Revolutionising solar energy: Seyi Adekoya’s breakthroughs with Iron(II) complexes for clean power

The demand for sustainable and scalable energy solutions has never been greater as the world transitions from fossil fuels to renewable energy sources. Central to this shift is the need for efficient solar energy conversion and storage materials that are both cost-effective and environmentally friendly. While platinum-group metals like ruthenium and iridium have historically dominated solar energy applications, their scarcity and high costs present significant challenges for large-scale deployment. Seyi Bowale Adekoya’s research is dedicated to revolutionising the field by leveraging iron(II) complexes—abundant, affordable, and chemically versatile alternatives—to drive the next generation of solar energy technologies.

Iron, as one of the Earth’s most abundant transition metals, offers a compelling solution to the limitations of traditional solar energy materials. Seyi Bowale Adekoya’s work focuses on the design, synthesis, and electrochemical analysis of iron(II) polypyridine and sulfoxide complexes, with the goal of enhancing their efficiency in light absorption, energy conversion, and storage.

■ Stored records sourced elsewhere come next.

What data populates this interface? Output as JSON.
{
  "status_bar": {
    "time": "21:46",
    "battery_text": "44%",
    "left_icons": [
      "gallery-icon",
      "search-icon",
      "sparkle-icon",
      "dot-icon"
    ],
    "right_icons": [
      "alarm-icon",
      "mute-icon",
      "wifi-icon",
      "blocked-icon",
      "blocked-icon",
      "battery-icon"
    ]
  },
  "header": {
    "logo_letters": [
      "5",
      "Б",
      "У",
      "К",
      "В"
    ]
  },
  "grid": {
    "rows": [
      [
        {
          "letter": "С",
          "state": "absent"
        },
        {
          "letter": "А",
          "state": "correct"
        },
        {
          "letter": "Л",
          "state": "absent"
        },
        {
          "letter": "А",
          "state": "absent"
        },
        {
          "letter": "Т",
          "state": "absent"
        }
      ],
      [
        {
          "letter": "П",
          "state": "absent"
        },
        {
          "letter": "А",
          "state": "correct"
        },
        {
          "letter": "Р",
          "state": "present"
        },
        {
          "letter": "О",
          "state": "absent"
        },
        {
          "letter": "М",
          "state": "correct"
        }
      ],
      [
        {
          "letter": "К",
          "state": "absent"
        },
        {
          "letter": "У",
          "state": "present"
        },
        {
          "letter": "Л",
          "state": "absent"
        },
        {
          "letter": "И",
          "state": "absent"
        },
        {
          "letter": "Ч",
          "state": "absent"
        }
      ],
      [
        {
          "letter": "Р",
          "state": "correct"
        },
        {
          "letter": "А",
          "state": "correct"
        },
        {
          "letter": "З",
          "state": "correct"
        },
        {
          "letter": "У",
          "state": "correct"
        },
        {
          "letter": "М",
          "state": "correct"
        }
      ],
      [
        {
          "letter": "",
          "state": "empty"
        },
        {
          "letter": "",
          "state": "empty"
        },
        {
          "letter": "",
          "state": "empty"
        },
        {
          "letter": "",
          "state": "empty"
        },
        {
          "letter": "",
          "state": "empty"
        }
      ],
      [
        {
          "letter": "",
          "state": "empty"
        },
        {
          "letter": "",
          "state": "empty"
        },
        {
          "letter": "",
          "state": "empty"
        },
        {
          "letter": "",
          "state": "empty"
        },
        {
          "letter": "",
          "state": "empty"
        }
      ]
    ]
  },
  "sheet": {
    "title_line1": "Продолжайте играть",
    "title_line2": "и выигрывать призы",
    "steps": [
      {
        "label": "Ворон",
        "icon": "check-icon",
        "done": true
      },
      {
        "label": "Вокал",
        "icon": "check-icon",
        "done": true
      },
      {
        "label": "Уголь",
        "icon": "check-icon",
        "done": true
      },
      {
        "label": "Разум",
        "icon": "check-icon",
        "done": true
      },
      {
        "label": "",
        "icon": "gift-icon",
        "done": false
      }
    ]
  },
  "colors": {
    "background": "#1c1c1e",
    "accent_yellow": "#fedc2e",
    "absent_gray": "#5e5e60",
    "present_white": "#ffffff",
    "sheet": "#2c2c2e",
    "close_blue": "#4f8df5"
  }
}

Through a combination of ultraviolet-visible spectroscopy, nuclear magnetic resonance (NMR), infrared spectroscopy, and electrochemical studies, Adekoya investigates how molecular structure influences electronic transitions and chemical reactivity. Seyi Bowale Adekoya’s findings demonstrate that these iron complexes can undergo reversible photoinduced transformations, allowing for efficient light-driven charge separation and energy storage. By fine-tuning ligand frameworks and solvent interactions, Adekoya has shown that the redox potential of these systems can be strategically modified, paving the way for their integration into scalable solar energy technologies.

One of the most pressing challenges in solar energy adoption is the ability to store excess energy for use when sunlight is unavailable. Seyi Bowale Adekoya’s research explores how iron(II) complexes can function as molecular switches for energy storage, ensuring a continuous and stable energy supply. By investigating their electrochemical behaviour, Adekoya is developing strategies to enhance their longevity, charge retention, and overall energy efficiency. These efforts are crucial for bridging the gap between intermittent solar energy generation and real-world energy demands.

Additionally, Seyi Bowale Adekoya’s work contributes to understanding how ligand modifications influence metal-to-ligand charge transfer (MLCT) lifetimes—a key factor in designing efficient iron-based chromophores. By optimising these complexes, Adekoya aims to create sustainable materials that rival or surpass traditional precious metal-based systems in performance, while remaining economically viable for widespread use.

The advancement of iron(II) complexes for solar energy applications marks a significant step towards achieving a carbon-neutral future. By replacing rare and expensive metals with iron-based alternatives, we can make clean energy more accessible and sustainable. Seyi Bowale Adekoya’s research not only deepens the understanding of transition metal electrochemical behaviour but also has practical applications in energy harvesting, photocatalysis, and beyond.

As a dedicated researcher in inorganic chemistry and material science, Adekoya is committed to pushing the boundaries of innovation to create real-world solutions that will drive the future of clean energy. Through interdisciplinary collaboration and continued exploration of iron-based materials, we can develop transformative technologies that address global energy challenges while minimising environmental impact. By investing in these advancements today, we can ensure a cleaner, more sustainable energy landscape for generations to come.